Заморив червячка, Гуля перешла к офортам, эстампам, небольшим акварелям, эскизам, сделанным тушью и в карандаше, собрание которых и представляло основные фонды галереи. Это были уже портреты – в основном и в первую очередь, – но гастрономической теме Настоящий Художник не изменил. Хотя даже двух-трех из этих портретиков, пожалуй, хватило бы, чтоб не самый зверский аппетит взять да и отбить… Куда бы Гуля ни кинула взгляд – он втыкался в упоенно вкушающих пищу людей, коих и людьми-то называть не хотелось; к черту «упоенно вкушающих» – едящих, жрущих, употребляющих, питающихся, нажирающихся, хавающих, наворачивающих… Каждое лицо было так искажено, каждая пара глаз сверкала такой мерзкой маслянистостью… каждая длань, устремившаяся к пище, была так сладострастно скрючена, словно едоки не предавались самой безобидной и естественной страсти, а отправляли некий сатанинский ритуал. Это были люди, и талант рисовальщика особо проявился в том, как неустанно и настойчиво, любым отдельно взятым штрихом, нюансом, деталью – точно выписанным рисунком мышцы, верно схваченным движением – подчеркивал он принадлежность этих гротескных существ к человеческой породе. Однако, несмотря на это (и, похоже, в полном резонансе с основной задумкой мастера), общее впечатление серия мини-портретов оставляла совершенно однозначное: стая свиней, в едином порыве столпившихся у корыта с баландой. Солидные, матерые хряки, почтенные матроны-свиноматки, агрессивно-настороженный половозрелый молодняк и молочные поросята с бессмысленно-блаженным, идиотическим оскалом невинной младенческой улыбки, – всяк нашел свое место в этой странной и смрадной мозаике, всякий послушно занял отведенную ему нишу на празднике поклонения Его Величеству Брюху… Гуля, хвала богам, никогда не была излишне тонкой штучкой, и аппетит ей картинки не отбили, – но даже ей стало неприятно, и она молча вернулась в кресло-качалку перед гудящим пламенем. Вернулась и отдалась мрачному созерцанию длиннохвостых рыбок в аквариуме рядом с камином.

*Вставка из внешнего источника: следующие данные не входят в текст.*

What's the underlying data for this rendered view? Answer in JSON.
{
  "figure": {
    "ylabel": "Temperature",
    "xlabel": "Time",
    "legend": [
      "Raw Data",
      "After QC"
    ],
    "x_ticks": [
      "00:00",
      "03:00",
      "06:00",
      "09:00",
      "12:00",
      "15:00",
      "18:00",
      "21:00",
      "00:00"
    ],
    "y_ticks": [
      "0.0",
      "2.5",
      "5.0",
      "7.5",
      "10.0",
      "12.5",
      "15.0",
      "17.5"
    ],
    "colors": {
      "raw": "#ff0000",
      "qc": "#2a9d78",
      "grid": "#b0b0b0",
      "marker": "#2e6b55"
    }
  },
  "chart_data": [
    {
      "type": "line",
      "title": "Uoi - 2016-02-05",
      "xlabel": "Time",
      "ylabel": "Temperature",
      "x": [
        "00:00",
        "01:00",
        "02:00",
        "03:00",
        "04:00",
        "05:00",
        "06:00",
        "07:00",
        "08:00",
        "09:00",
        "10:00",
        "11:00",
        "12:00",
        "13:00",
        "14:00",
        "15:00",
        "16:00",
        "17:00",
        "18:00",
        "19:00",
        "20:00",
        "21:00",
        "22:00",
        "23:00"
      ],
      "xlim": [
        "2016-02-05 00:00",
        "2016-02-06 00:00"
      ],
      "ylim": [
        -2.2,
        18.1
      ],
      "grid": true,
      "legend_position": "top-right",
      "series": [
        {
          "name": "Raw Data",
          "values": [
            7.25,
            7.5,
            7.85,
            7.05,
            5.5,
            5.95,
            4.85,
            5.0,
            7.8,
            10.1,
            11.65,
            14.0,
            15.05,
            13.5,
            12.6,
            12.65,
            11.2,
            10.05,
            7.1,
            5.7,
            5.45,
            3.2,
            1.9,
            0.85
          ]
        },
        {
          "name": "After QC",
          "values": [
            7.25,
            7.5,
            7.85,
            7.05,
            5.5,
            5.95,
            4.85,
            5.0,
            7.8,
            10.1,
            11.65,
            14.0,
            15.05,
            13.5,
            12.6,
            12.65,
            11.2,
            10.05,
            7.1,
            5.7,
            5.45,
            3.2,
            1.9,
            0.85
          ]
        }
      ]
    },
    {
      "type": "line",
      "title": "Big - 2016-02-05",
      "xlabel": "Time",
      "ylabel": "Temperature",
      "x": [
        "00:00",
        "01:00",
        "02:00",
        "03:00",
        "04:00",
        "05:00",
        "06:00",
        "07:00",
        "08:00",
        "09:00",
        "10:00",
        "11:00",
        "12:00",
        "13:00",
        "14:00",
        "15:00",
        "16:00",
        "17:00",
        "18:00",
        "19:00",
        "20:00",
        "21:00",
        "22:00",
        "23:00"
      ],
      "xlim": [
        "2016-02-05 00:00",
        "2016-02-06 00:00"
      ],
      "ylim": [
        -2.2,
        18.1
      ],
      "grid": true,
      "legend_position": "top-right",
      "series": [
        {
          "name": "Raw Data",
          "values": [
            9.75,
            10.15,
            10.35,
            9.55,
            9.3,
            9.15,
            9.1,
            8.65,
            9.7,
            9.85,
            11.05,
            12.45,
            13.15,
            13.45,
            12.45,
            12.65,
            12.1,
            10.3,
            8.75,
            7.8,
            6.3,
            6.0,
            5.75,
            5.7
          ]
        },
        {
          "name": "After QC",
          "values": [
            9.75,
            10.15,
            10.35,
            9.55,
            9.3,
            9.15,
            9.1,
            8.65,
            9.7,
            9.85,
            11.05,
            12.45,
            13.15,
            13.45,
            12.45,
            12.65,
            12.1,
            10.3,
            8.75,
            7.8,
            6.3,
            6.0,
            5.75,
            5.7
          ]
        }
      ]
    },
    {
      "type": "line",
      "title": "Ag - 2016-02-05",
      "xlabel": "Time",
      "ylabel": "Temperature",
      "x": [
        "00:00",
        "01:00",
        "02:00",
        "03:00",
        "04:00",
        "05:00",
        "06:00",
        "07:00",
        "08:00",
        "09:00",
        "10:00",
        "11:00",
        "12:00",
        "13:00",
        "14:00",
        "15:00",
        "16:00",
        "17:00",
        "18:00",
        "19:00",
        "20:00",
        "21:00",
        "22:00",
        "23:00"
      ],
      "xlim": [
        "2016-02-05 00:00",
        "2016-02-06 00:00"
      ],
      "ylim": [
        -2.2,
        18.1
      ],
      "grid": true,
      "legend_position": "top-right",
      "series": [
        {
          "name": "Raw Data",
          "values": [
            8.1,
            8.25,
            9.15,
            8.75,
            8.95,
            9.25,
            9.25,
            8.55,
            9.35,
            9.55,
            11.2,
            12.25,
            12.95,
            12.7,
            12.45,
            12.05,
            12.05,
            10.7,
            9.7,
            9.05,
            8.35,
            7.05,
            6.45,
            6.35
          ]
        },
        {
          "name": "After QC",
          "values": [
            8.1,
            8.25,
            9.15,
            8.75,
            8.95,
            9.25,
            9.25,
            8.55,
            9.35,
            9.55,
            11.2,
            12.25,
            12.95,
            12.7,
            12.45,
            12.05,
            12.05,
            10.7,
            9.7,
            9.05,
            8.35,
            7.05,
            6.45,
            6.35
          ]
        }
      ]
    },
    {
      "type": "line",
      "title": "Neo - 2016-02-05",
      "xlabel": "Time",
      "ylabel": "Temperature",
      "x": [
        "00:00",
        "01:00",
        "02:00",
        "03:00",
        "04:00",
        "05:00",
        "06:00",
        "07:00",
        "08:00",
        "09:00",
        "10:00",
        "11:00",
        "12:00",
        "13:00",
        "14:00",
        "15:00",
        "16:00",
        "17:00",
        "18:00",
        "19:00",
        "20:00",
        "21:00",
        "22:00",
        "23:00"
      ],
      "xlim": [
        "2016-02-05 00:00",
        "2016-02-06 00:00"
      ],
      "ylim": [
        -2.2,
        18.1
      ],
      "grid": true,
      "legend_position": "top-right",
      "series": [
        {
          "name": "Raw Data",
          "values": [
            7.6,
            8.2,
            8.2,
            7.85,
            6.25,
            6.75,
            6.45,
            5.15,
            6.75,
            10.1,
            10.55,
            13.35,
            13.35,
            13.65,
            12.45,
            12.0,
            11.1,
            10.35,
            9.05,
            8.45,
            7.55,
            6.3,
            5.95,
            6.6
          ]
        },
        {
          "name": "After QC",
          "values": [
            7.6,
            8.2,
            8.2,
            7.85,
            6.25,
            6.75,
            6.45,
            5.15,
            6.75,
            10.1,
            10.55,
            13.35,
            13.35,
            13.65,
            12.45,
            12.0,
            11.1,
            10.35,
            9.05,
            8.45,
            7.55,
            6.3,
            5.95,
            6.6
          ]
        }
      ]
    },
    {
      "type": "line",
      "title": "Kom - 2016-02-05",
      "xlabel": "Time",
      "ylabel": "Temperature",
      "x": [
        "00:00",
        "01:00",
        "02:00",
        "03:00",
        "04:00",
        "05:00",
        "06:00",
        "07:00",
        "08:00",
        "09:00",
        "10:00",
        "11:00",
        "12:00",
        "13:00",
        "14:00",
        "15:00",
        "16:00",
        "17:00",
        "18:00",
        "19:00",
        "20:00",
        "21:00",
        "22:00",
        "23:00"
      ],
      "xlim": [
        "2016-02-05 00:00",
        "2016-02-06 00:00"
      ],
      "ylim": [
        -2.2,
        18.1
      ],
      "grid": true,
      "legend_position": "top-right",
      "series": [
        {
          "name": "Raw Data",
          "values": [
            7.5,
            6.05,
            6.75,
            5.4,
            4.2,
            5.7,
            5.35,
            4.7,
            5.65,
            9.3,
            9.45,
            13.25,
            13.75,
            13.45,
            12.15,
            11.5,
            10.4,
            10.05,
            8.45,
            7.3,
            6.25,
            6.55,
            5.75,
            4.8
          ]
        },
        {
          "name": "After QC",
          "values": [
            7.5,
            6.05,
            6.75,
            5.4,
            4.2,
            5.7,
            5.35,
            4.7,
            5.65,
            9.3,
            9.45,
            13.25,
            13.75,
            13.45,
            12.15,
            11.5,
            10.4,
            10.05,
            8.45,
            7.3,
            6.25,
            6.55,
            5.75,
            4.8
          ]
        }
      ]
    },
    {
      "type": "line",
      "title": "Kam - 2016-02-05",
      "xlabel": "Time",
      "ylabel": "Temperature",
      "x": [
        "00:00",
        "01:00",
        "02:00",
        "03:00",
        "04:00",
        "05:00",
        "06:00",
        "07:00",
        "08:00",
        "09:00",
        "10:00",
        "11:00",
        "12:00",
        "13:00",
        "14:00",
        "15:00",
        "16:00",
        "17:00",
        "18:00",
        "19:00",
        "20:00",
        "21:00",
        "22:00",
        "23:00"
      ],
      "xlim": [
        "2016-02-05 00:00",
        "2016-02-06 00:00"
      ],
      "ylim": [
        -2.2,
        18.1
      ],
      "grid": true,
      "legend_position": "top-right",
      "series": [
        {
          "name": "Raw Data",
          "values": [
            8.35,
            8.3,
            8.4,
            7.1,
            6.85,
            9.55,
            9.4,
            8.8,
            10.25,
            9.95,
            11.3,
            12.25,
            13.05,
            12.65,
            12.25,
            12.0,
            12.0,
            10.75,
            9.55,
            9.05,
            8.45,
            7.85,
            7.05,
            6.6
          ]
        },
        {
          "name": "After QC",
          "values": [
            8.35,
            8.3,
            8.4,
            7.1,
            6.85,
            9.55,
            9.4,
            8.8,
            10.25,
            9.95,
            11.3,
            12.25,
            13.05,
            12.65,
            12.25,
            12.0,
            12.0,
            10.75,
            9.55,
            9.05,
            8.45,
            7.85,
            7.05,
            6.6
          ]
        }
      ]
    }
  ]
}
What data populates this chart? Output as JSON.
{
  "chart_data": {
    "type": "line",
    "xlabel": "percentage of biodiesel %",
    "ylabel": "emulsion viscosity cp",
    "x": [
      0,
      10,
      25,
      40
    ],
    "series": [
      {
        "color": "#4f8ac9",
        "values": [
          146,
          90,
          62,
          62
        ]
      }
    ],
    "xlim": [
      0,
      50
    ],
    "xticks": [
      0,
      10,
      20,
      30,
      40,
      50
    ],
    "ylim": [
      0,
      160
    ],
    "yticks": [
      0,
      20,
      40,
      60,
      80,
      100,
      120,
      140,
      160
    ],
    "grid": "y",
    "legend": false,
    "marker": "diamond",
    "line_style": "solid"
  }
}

Зоя оторвалась от Брамса и снова посмотрела на Гулю. «Малыш, – сказала она виновато, – тебе, наверно, больше по душе легкая музыка…» Возможно, ее задело неприкрытое равнодушие девушки к ее таланту пианистки, но Гулю это мало парило: она приободрилась. Конечно же, легкая музыка ей больше по душе. – Зоя уже возилась с роскошным центром, снабженным мощными колонками. «Имре Кальман», возвестила она, на что Гуля лишь буркнула: «Иностранных певцов я не люблю…» – зная уже, что ее робкий протест не будет принят во внимание. Так и случилось. «Кальман – композитор, – возразила безмятежно Зоя. – Петь будет Шмыга…» И Шмыга запела.
Кто бы мог ожидать, что в качестве «легкой музыки» сестра художника навяжет Гуле оперетту. Но Гуле не пришлось разочароваться; ведь что такое, по сути, оперетта, как не добротный классический попс: яркий навязчивый мотивчик, незатейливая рифма, поверхностные радости и страдания – едва ли не намек на настоящее чувство, но такой намек, какого подготовленному слушателю вполне достаточно.
Понемногу утихает карнавал ночной.
Разноцветные погасли фонари.
Разодетая толпа уже спешит домой,
Лишь влюбленные гуляют до зари.
Солнца луч чуть золотит бульвар
И поток влюбленных пар…
Новый день уже спешит,
Задорной песенкой звучит
И зовет меня к возлюбленной моей…
«Э-эй!!!» – мощно и долго вывела королева оперетты, торжествующе перепрыгнув на квинту вверх, и повторила еще громче и торжественней, сотворив обратный прыжок – квинтой вниз: «И зовет меня к возлюбленной моей!!!…»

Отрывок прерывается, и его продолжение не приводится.